O Brasil registrou um recorde de 2.466 empresas em recuperação judicial em 2025, um aumento de 13% em relação a 2024, impulsionado pelo agronegócio e crédito seletivo.
O Brasil registrou um número recorde de 2.466 empresas em recuperação judicial em 2025, representando um aumento de 12,9% em comparação com 2024 e o maior patamar desde 2012. Este cenário reflete um ambiente econômico desafiador, caracterizado por crédito seletivo, juros elevados, pressão sobre o caixa das empresas e alta inadimplência. O setor agropecuário foi o principal motor desse crescimento, respondendo por 30,1% dos casos, com 743 empresas buscando a recuperação judicial, superando os setores de serviços (30%), comércio (21,7%) e indústria (18,2%).

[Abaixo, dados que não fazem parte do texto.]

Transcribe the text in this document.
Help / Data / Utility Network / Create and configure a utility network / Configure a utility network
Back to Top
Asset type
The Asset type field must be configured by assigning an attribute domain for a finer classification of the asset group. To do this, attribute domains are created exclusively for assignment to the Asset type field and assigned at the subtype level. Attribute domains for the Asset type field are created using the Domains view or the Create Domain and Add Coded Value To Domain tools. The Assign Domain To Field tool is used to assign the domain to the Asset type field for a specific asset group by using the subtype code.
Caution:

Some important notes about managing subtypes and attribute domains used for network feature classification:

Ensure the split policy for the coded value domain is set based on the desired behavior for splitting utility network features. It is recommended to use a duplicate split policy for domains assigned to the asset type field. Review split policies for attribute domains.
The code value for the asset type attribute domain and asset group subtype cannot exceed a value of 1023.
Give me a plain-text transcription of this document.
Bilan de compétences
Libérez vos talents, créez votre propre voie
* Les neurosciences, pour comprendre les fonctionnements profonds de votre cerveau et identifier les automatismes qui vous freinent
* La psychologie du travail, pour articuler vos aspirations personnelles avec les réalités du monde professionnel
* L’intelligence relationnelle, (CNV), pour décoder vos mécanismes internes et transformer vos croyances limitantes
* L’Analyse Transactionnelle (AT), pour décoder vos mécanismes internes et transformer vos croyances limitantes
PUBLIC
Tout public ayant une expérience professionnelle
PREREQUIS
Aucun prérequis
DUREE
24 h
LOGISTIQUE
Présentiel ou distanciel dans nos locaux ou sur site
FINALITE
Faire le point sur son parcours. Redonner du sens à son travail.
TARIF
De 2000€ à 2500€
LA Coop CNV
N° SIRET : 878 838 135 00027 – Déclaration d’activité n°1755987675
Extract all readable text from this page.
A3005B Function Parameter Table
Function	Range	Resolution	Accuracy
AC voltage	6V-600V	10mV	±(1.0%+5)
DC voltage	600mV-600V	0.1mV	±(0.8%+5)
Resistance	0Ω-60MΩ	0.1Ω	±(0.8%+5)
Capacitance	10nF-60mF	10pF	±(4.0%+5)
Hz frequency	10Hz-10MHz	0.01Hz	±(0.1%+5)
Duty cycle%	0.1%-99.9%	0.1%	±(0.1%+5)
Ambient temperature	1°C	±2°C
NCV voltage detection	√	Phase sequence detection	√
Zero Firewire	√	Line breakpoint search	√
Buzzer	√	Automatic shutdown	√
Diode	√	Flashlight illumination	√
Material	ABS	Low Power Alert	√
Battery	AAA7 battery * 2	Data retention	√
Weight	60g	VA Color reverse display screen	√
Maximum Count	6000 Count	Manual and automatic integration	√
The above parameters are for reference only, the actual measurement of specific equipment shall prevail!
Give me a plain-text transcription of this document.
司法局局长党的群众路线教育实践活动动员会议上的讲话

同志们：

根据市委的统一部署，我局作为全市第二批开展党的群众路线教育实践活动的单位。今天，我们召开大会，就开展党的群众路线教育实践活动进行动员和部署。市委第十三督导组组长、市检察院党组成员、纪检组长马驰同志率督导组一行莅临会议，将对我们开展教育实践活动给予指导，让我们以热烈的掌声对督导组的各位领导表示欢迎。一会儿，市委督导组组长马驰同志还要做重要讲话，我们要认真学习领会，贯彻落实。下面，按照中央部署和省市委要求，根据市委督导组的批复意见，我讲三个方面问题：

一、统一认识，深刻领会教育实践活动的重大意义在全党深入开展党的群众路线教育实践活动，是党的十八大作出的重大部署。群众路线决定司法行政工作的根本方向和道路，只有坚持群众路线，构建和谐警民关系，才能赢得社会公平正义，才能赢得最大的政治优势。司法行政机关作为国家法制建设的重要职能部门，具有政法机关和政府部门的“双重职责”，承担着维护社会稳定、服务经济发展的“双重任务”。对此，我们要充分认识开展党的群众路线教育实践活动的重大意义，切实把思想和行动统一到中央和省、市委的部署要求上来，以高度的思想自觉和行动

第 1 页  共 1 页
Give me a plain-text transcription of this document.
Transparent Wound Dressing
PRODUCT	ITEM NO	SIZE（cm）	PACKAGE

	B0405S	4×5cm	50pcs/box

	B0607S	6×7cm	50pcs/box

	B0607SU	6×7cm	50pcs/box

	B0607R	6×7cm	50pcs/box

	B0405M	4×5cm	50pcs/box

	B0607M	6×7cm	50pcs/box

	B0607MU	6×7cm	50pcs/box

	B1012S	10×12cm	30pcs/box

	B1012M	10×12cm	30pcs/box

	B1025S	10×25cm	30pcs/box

Segundo dados da Serasa Experian, a economista Camila Abdelmalack explica que a elevação na agropecuária pode ser explicada por fatores como riscos climáticos e biológicos, além de choques nos preços de commodities e insumos dolarizados. O ciclo financeiro mais longo da safra-entressafra no agronegócio também amplifica a volatilidade de receita e caixa. Enquanto os pedidos de recuperação judicial aumentaram 5,5% em 2025, as falências apresentaram uma queda de 19% no mesmo período, totalizando 698 casos. Isso sugere que as empresas estão optando mais pela recuperação judicial como uma alternativa para reestruturar suas dívidas e preservar operações e empregos, com o pedido de falência sendo menos utilizado como instrumento de cobrança.